Com a derrota definitiva de Napoleão Bonaparte em 1815 e à restituição do poder das monarquias absolutistas, a Espanha tentou controlar novamente suas colônias nas Américas. Embora tenha conseguido sucesso inicialmente com vitórias contra movimentos menores nas cidades de Bogotá e Caracas, a eventual reunião de massivo apoio popular por parte de líderes político-militares como Simón Bolívar e José de San Martin gerou um forte processo que, em poucas décadas, levaria à libertação de todas as colônias espanholas nas Américas.
Simón Bolívar nasceu em 24 de julho de 1783, no então vice-reino de Nova Granada, em uma família nobre de origem espanhola. Após estudar na Europa e ser influenciado pelos pensamentos revolucionários de origem iluminista, retornou ao país natal e juntou-se à luta contra a dominação colonial da Espanha, onde rapidamente assumiria um papel de liderança. Em 1811, um movimento de mestiços e escravos libertos com o apoio essencial da Inglaterra conseguiria a independência da Venezuela. Nos anos seguintes, também seriam libertados os territórios equivalentes aos atuais países de Bolívia, Colômbia, Equador e Panamá, que criaram uma união política nomeada de Grã-Colômbia. Ela duraria até 1829.
Já José de San Martin nasceu em 25 de fevereiro de 1778, no então vice-reino da Prata, também em uma família de origem espanhola.
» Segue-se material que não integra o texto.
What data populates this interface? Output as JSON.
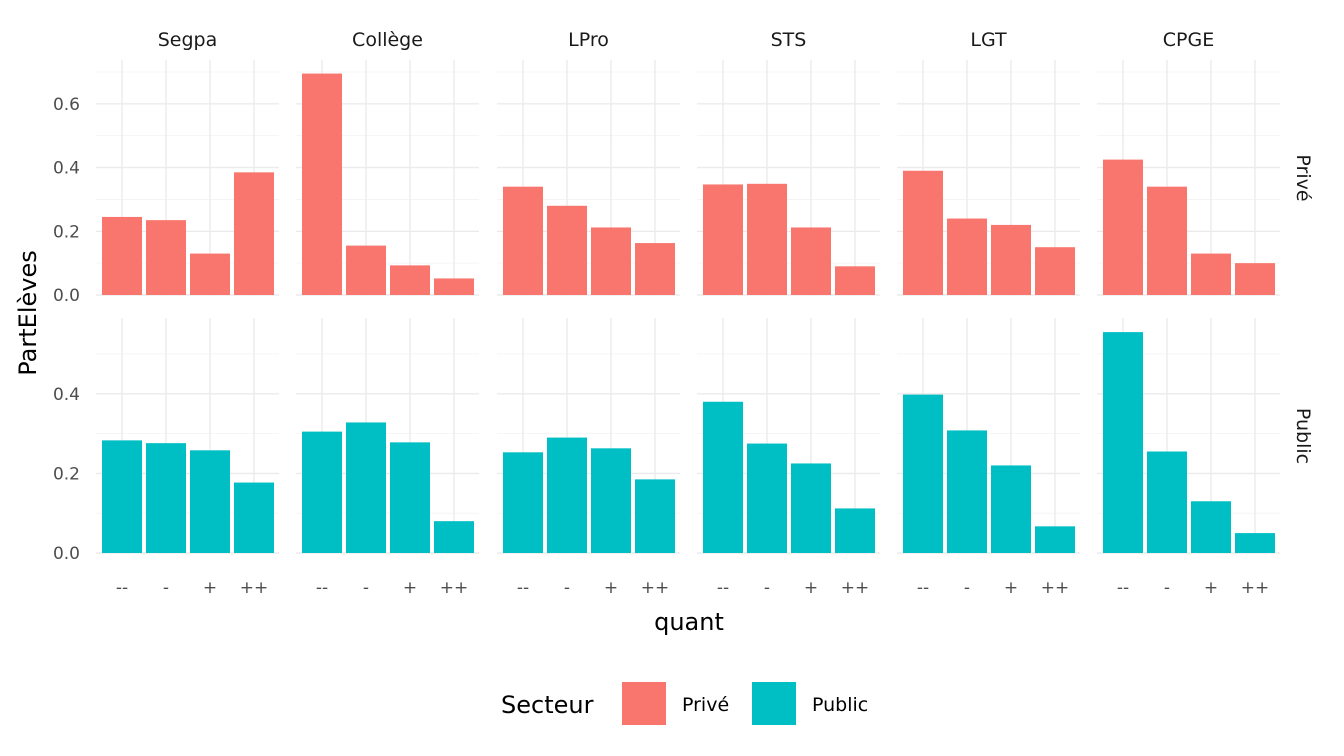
{
  "chart_data": {
    "type": "bar",
    "xlabel": "quant",
    "ylabel": "PartElèves",
    "categories": [
      "--",
      "-",
      "+",
      "++"
    ],
    "facet_columns": [
      "Segpa",
      "Collège",
      "LPro",
      "STS",
      "LGT",
      "CPGE"
    ],
    "facet_rows": [
      {
        "name": "Privé",
        "color": "#F8766D",
        "yticks": [
          0.0,
          0.2,
          0.4,
          0.6
        ],
        "ytick_labels": [
          "0.0",
          "0.2",
          "0.4",
          "0.6"
        ],
        "ylim": [
          0,
          0.72
        ],
        "panels": [
          {
            "facet": "Segpa",
            "values": [
              0.245,
              0.235,
              0.13,
              0.385
            ]
          },
          {
            "facet": "Collège",
            "values": [
              0.695,
              0.155,
              0.093,
              0.052
            ]
          },
          {
            "facet": "LPro",
            "values": [
              0.34,
              0.28,
              0.212,
              0.163
            ]
          },
          {
            "facet": "STS",
            "values": [
              0.347,
              0.349,
              0.212,
              0.09
            ]
          },
          {
            "facet": "LGT",
            "values": [
              0.39,
              0.24,
              0.22,
              0.15
            ]
          },
          {
            "facet": "CPGE",
            "values": [
              0.425,
              0.34,
              0.13,
              0.1
            ]
          }
        ]
      },
      {
        "name": "Public",
        "color": "#00BFC4",
        "yticks": [
          0.0,
          0.2,
          0.4
        ],
        "ytick_labels": [
          "0.0",
          "0.2",
          "0.4"
        ],
        "ylim": [
          0,
          0.58
        ],
        "panels": [
          {
            "facet": "Segpa",
            "values": [
              0.283,
              0.276,
              0.258,
              0.177
            ]
          },
          {
            "facet": "Collège",
            "values": [
              0.305,
              0.328,
              0.278,
              0.08
            ]
          },
          {
            "facet": "LPro",
            "values": [
              0.253,
              0.29,
              0.263,
              0.185
            ]
          },
          {
            "facet": "STS",
            "values": [
              0.38,
              0.275,
              0.225,
              0.112
            ]
          },
          {
            "facet": "LGT",
            "values": [
              0.398,
              0.308,
              0.22,
              0.067
            ]
          },
          {
            "facet": "CPGE",
            "values": [
              0.555,
              0.255,
              0.13,
              0.05
            ]
          }
        ]
      }
    ],
    "legend": {
      "title": "Secteur",
      "position": "bottom",
      "entries": [
        {
          "label": "Privé",
          "color": "#F8766D"
        },
        {
          "label": "Public",
          "color": "#00BFC4"
        }
      ]
    },
    "grid": true
  }
}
Quando ele ainda era uma criança, sua família retornou à Espanha, onde José iniciou sua educação militar. Poucos anos depois da deposição de Fernando VII, ele retornou às Américas, onde se uniu à resistência do vice-reino do Peru contra os franceses. Ali, ele se distinguiu como líder militar, estando depois à frente de uma campanha nos Andes que levaria à libertação do Chile em 1817, seguido em pouco tempo pelo Peru.
O México, especificamente, não dependeu de nenhum destes dois homens para alcançar a sua independência, que foi feita pelo próprio exército no início da década de 1820.
De qualquer forma, as ambições de uma América unida não foram realizadas; logo nos anos seguintes, conflitos entre oligarquias locais fragmentaram toda a Grã-Colômbia. Além disso, o apoio da Inglaterra à independência da América espanhola local não fora desinteressado, uma vez que esse país já via o potencial do grande mercado consumidor que o fim do pacto colonial poderia trazer. Por consequência, mesmo composta agora de países independentes, a América espanhola ainda estaria unida economicamente à Europa pelas décadas que se seguiriam, continuando a ser importadora de industrializados e exportadora de matérias-primas. Politicamente, os governos dos países independentes se apressaram a excluir qualquer participação popular maior, ficando retido às elites sociais. Esse processo abriria caminho para o surgimento, mais tarde, das ditaduras latino-americanas.